FRANCISCO SANDOVAL

Como si de un animal al que le han cambiado su hábitat se tratase, así podrían sentirse muchos centros históricos de nuestras ciudades. El germen de la urbe que se presenta como el distintivo cultural y turístico se ve escondido entre calles de asfalto, edificios de ladrillo caravista e hileras de vehículos que se extienden hasta el confín de las periferias. Aquella“identidad en piedra” que uno busca al llegar a una ciudad está rodeada de un preámbulo en el camino que nos es ineludible, el de las calles anodinas y edificios residenciales que se repiten sin articularse a su entorno, sin estética coherente.

 

Bullas, 1932

Bullas, 1932

El desarrollo urbano del último siglo ha crecido en la mayoría de los casos ajeno al tejido prexistente del que parte. Así, no es fácil percibir hoy el hecho de que, por ejemplo, Cehegín se desarrolló a partir de dos núcleos antiguos (el castillo y el convento), algo que podemos ver gracias a la ortofoto del vuelo de Ruiz de Alda en 1929, pero casi imperceptible entre la malla urbana actual.

En Bullas, la avenida de Murcia de hoy no es la alameda que nos muestran las imágenes de antaño, que se introducía directamente desde el campo hasta la genuina Plaza de España sin adulteraciones intermedias. Si bien posee un espacio público de cierta presencia, esta avenida continúa prácticamente hasta la incorporación a la autovía abriéndose paso entre un anodino y sobredimensionado ensanche.

En Caravaca, el ensanche en el margen oriental de la Gran Vía posee una cierta irregularidad en contraste con la forma más o menos ortogonal a la que tendían este tipo de desarrollos. Una vez más, se trata de una malla en la que tan solo es destacable el llamado “piso de los maestros”, una manzana edificada con jardín interior que imita los ensanches del Movimiento Moderno que se venían haciendo ya algunas décadas atrás en las grandes ciudades, pero solo tenemos este ejemplo.

Y es que el paisaje resultante va ligado a esta descontextualización. Aún nos quedan “marcos”que salvar, esa vista de Cehegín desde el Argos, la de Caravaca desde el “caracolico”. Zonas en las que planificar en consecuencia, y mantener esa identidad con su entorno.

El ejercicio de las actividades ligadas a la ciudad, que no siempre son compatibles con el desarrollo sostenible deseado, son tan necesarias como causantes de la distopía urbana. En el siglo XIII Venecia sentó un precedente de este desarrollo-actividad al verse forzada a trasladar las fábricas de cristal a la isla de Murano. Un caso sencillo el veneciano, pues muy difícil sería alterar el perfil de esta icónica ciudad.

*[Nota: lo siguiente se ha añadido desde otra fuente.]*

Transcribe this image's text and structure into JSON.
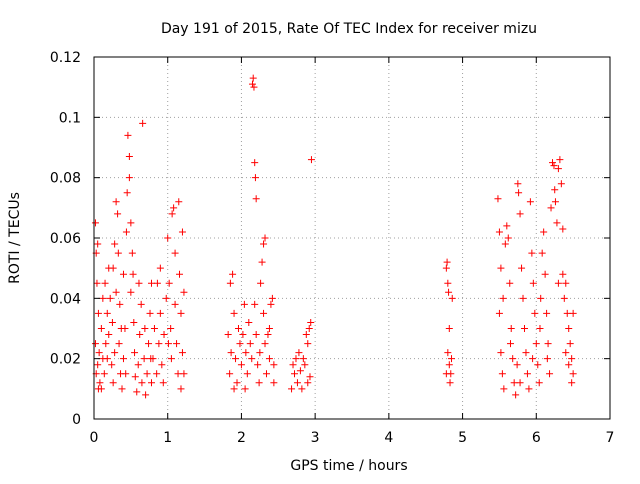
{
  "chart_data": {
    "type": "scatter",
    "title": "Day 191 of 2015, Rate Of TEC Index for receiver mizu",
    "xlabel": "GPS time / hours",
    "ylabel": "ROTI / TECUs",
    "xlim": [
      0,
      7
    ],
    "ylim": [
      0,
      0.12
    ],
    "grid": true,
    "marker": "+",
    "x_ticks": [
      0,
      1,
      2,
      3,
      4,
      5,
      6,
      7
    ],
    "x_tick_labels": [
      "0",
      "1",
      "2",
      "3",
      "4",
      "5",
      "6",
      "7"
    ],
    "y_ticks": [
      0,
      0.02,
      0.04,
      0.06,
      0.08,
      0.1,
      0.12
    ],
    "y_tick_labels": [
      "0",
      "0.02",
      "0.04",
      "0.06",
      "0.08",
      "0.1",
      "0.12"
    ],
    "series": [
      {
        "name": "ROTI",
        "color": "#ff0000",
        "points": [
          [
            0.02,
            0.065
          ],
          [
            0.03,
            0.055
          ],
          [
            0.05,
            0.058
          ],
          [
            0.04,
            0.045
          ],
          [
            0.06,
            0.035
          ],
          [
            0.02,
            0.025
          ],
          [
            0.05,
            0.018
          ],
          [
            0.08,
            0.012
          ],
          [
            0.03,
            0.015
          ],
          [
            0.07,
            0.022
          ],
          [
            0.1,
            0.03
          ],
          [
            0.12,
            0.02
          ],
          [
            0.14,
            0.015
          ],
          [
            0.1,
            0.01
          ],
          [
            0.16,
            0.025
          ],
          [
            0.18,
            0.035
          ],
          [
            0.15,
            0.045
          ],
          [
            0.2,
            0.05
          ],
          [
            0.22,
            0.04
          ],
          [
            0.2,
            0.028
          ],
          [
            0.24,
            0.018
          ],
          [
            0.26,
            0.012
          ],
          [
            0.28,
            0.022
          ],
          [
            0.25,
            0.032
          ],
          [
            0.3,
            0.042
          ],
          [
            0.28,
            0.058
          ],
          [
            0.3,
            0.072
          ],
          [
            0.32,
            0.068
          ],
          [
            0.33,
            0.055
          ],
          [
            0.35,
            0.038
          ],
          [
            0.34,
            0.025
          ],
          [
            0.36,
            0.015
          ],
          [
            0.38,
            0.01
          ],
          [
            0.4,
            0.02
          ],
          [
            0.42,
            0.03
          ],
          [
            0.4,
            0.048
          ],
          [
            0.44,
            0.062
          ],
          [
            0.45,
            0.075
          ],
          [
            0.46,
            0.094
          ],
          [
            0.48,
            0.087
          ],
          [
            0.48,
            0.08
          ],
          [
            0.5,
            0.065
          ],
          [
            0.52,
            0.055
          ],
          [
            0.5,
            0.042
          ],
          [
            0.54,
            0.032
          ],
          [
            0.55,
            0.022
          ],
          [
            0.56,
            0.014
          ],
          [
            0.58,
            0.009
          ],
          [
            0.6,
            0.018
          ],
          [
            0.62,
            0.028
          ],
          [
            0.64,
            0.038
          ],
          [
            0.66,
            0.098
          ],
          [
            0.65,
            0.012
          ],
          [
            0.68,
            0.02
          ],
          [
            0.7,
            0.008
          ],
          [
            0.72,
            0.015
          ],
          [
            0.74,
            0.025
          ],
          [
            0.76,
            0.035
          ],
          [
            0.78,
            0.045
          ],
          [
            0.78,
            0.012
          ],
          [
            0.8,
            0.02
          ],
          [
            0.82,
            0.03
          ],
          [
            0.85,
            0.015
          ],
          [
            0.88,
            0.025
          ],
          [
            0.9,
            0.05
          ],
          [
            0.9,
            0.035
          ],
          [
            0.92,
            0.018
          ],
          [
            0.95,
            0.028
          ],
          [
            0.98,
            0.04
          ],
          [
            1.0,
            0.06
          ],
          [
            1.02,
            0.045
          ],
          [
            1.04,
            0.03
          ],
          [
            1.05,
            0.02
          ],
          [
            1.06,
            0.068
          ],
          [
            1.08,
            0.07
          ],
          [
            1.1,
            0.055
          ],
          [
            1.1,
            0.038
          ],
          [
            1.12,
            0.025
          ],
          [
            1.14,
            0.015
          ],
          [
            1.15,
            0.072
          ],
          [
            1.16,
            0.048
          ],
          [
            1.18,
            0.035
          ],
          [
            1.18,
            0.01
          ],
          [
            1.2,
            0.022
          ],
          [
            1.2,
            0.062
          ],
          [
            1.22,
            0.042
          ],
          [
            1.22,
            0.015
          ],
          [
            0.06,
            0.01
          ],
          [
            0.12,
            0.04
          ],
          [
            0.18,
            0.02
          ],
          [
            0.26,
            0.05
          ],
          [
            0.37,
            0.03
          ],
          [
            0.43,
            0.015
          ],
          [
            0.53,
            0.048
          ],
          [
            0.61,
            0.045
          ],
          [
            0.69,
            0.03
          ],
          [
            0.77,
            0.02
          ],
          [
            0.86,
            0.045
          ],
          [
            0.94,
            0.012
          ],
          [
            1.01,
            0.025
          ],
          [
            1.85,
            0.045
          ],
          [
            1.82,
            0.028
          ],
          [
            1.84,
            0.015
          ],
          [
            1.86,
            0.022
          ],
          [
            1.88,
            0.048
          ],
          [
            1.9,
            0.035
          ],
          [
            1.92,
            0.02
          ],
          [
            1.94,
            0.012
          ],
          [
            1.96,
            0.03
          ],
          [
            1.98,
            0.025
          ],
          [
            2.0,
            0.018
          ],
          [
            2.02,
            0.028
          ],
          [
            2.04,
            0.038
          ],
          [
            2.06,
            0.022
          ],
          [
            2.08,
            0.015
          ],
          [
            2.1,
            0.032
          ],
          [
            2.12,
            0.025
          ],
          [
            2.14,
            0.02
          ],
          [
            2.15,
            0.111
          ],
          [
            2.16,
            0.113
          ],
          [
            2.17,
            0.11
          ],
          [
            2.18,
            0.085
          ],
          [
            2.19,
            0.08
          ],
          [
            2.2,
            0.073
          ],
          [
            2.18,
            0.038
          ],
          [
            2.2,
            0.028
          ],
          [
            2.22,
            0.018
          ],
          [
            2.24,
            0.012
          ],
          [
            2.26,
            0.045
          ],
          [
            2.28,
            0.052
          ],
          [
            2.3,
            0.058
          ],
          [
            2.32,
            0.06
          ],
          [
            2.3,
            0.035
          ],
          [
            2.32,
            0.025
          ],
          [
            2.34,
            0.015
          ],
          [
            2.36,
            0.028
          ],
          [
            2.38,
            0.02
          ],
          [
            2.4,
            0.038
          ],
          [
            2.42,
            0.04
          ],
          [
            2.44,
            0.018
          ],
          [
            2.44,
            0.012
          ],
          [
            1.9,
            0.01
          ],
          [
            2.05,
            0.01
          ],
          [
            2.25,
            0.022
          ],
          [
            2.38,
            0.03
          ],
          [
            2.68,
            0.01
          ],
          [
            2.7,
            0.018
          ],
          [
            2.72,
            0.015
          ],
          [
            2.74,
            0.02
          ],
          [
            2.76,
            0.012
          ],
          [
            2.78,
            0.022
          ],
          [
            2.8,
            0.016
          ],
          [
            2.82,
            0.01
          ],
          [
            2.84,
            0.02
          ],
          [
            2.86,
            0.018
          ],
          [
            2.88,
            0.028
          ],
          [
            2.9,
            0.025
          ],
          [
            2.92,
            0.03
          ],
          [
            2.94,
            0.032
          ],
          [
            2.95,
            0.086
          ],
          [
            2.93,
            0.014
          ],
          [
            2.9,
            0.012
          ],
          [
            4.78,
            0.05
          ],
          [
            4.79,
            0.052
          ],
          [
            4.8,
            0.045
          ],
          [
            4.81,
            0.042
          ],
          [
            4.82,
            0.03
          ],
          [
            4.8,
            0.022
          ],
          [
            4.82,
            0.018
          ],
          [
            4.84,
            0.015
          ],
          [
            4.83,
            0.012
          ],
          [
            4.85,
            0.02
          ],
          [
            4.78,
            0.015
          ],
          [
            4.86,
            0.04
          ],
          [
            5.48,
            0.073
          ],
          [
            5.5,
            0.062
          ],
          [
            5.52,
            0.05
          ],
          [
            5.5,
            0.035
          ],
          [
            5.52,
            0.022
          ],
          [
            5.54,
            0.015
          ],
          [
            5.56,
            0.01
          ],
          [
            5.58,
            0.058
          ],
          [
            5.6,
            0.064
          ],
          [
            5.62,
            0.06
          ],
          [
            5.64,
            0.045
          ],
          [
            5.66,
            0.03
          ],
          [
            5.68,
            0.02
          ],
          [
            5.7,
            0.012
          ],
          [
            5.72,
            0.008
          ],
          [
            5.74,
            0.018
          ],
          [
            5.75,
            0.078
          ],
          [
            5.76,
            0.075
          ],
          [
            5.78,
            0.068
          ],
          [
            5.8,
            0.05
          ],
          [
            5.82,
            0.04
          ],
          [
            5.84,
            0.03
          ],
          [
            5.86,
            0.022
          ],
          [
            5.88,
            0.015
          ],
          [
            5.9,
            0.01
          ],
          [
            5.92,
            0.072
          ],
          [
            5.94,
            0.055
          ],
          [
            5.96,
            0.045
          ],
          [
            5.98,
            0.035
          ],
          [
            6.0,
            0.025
          ],
          [
            6.02,
            0.018
          ],
          [
            6.04,
            0.012
          ],
          [
            6.06,
            0.04
          ],
          [
            6.08,
            0.055
          ],
          [
            6.1,
            0.062
          ],
          [
            6.12,
            0.048
          ],
          [
            6.14,
            0.035
          ],
          [
            6.16,
            0.025
          ],
          [
            6.18,
            0.015
          ],
          [
            6.2,
            0.07
          ],
          [
            6.22,
            0.085
          ],
          [
            6.24,
            0.084
          ],
          [
            6.25,
            0.076
          ],
          [
            6.26,
            0.072
          ],
          [
            6.28,
            0.065
          ],
          [
            6.3,
            0.083
          ],
          [
            6.32,
            0.086
          ],
          [
            6.34,
            0.078
          ],
          [
            6.36,
            0.063
          ],
          [
            6.36,
            0.048
          ],
          [
            6.38,
            0.04
          ],
          [
            6.4,
            0.045
          ],
          [
            6.42,
            0.035
          ],
          [
            6.44,
            0.03
          ],
          [
            6.46,
            0.025
          ],
          [
            6.48,
            0.02
          ],
          [
            6.5,
            0.015
          ],
          [
            6.5,
            0.035
          ],
          [
            6.48,
            0.012
          ],
          [
            6.44,
            0.018
          ],
          [
            5.55,
            0.04
          ],
          [
            5.65,
            0.025
          ],
          [
            5.78,
            0.012
          ],
          [
            5.95,
            0.02
          ],
          [
            6.05,
            0.03
          ],
          [
            6.15,
            0.02
          ],
          [
            6.3,
            0.045
          ],
          [
            6.4,
            0.022
          ]
        ]
      }
    ]
  }
}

Hay otros casos de ciudades que mantienen intacta su relación con el entorno que las originó, como San Gimignano o Città di Bagnoregio, pero ello es debido a que no han tenido evolución alguna. Donde esta evolución no se puede eludir, que es la inmensa mayoría de sitios, se debe optar por una planificación acorde. Trento, ciudad del gótico y renacimiento véneto, se desarrolla en el siglo XXI en su periferia con un urbanismo más amable, pensado para suemplazamiento, como lo es el “Quartiere le Albere” diseñado por el arquitecto Renzo Piano.

En definitiva, las actuaciones en la ciudad del siglo XXI no solo pasan por conservar los cascos históricos, sino también por mejorar aquello construido con posterioridad, para así entender que una y otra realidad deben poder relacionarse.